Home / Technology / AI Trains on Millions of Unlicensed Music Tracks
AI Trains on Millions of Unlicensed Music Tracks
21 Jun
Summary
- Four large datasets of music used for AI training were found.
- Some AI developers use tools violating platform terms of service.
- Artists from pop stars to experimental composers are included.

Recently, four datasets of music utilized for AI model training were uncovered and made searchable, revealing the scale of audio data being used. Two of these datasets are exceptionally large, containing 12 million and 9 million tracks, while two others each exceed 100,000 songs. These collections have seen thousands of downloads, with major entities like Google and Stability confirming their use in research.

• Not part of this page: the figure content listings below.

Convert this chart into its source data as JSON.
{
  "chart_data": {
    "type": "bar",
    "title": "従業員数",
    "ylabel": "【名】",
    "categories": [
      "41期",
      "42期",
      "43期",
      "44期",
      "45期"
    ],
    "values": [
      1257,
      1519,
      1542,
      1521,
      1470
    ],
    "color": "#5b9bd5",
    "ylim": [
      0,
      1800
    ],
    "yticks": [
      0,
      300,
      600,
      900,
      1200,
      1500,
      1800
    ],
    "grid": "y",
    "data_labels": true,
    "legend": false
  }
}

Several of the music sources are available for personal streaming but require licensing for commercial applications, a distinction often bypassed in AI training. A significant concern is that three datasets consist of links to songs on platforms like YouTube and Spotify. Developers are employing automated tools to download the actual audio, potentially violating the terms of service of these platforms by bypassing revenue-generating mechanisms and creator monetization.
The included artists span a wide spectrum, from global pop figures like Lady Gaga and Fred Again.. to rock bands like Radiohead, electronic artists such as Aphex Twin, and hip-hop legends Wu-Tang Clan. Experimental composer Hainbach is also noted. The public can now explore these datasets on the Atlantic's AI Watchdog site to see what media is training AI models.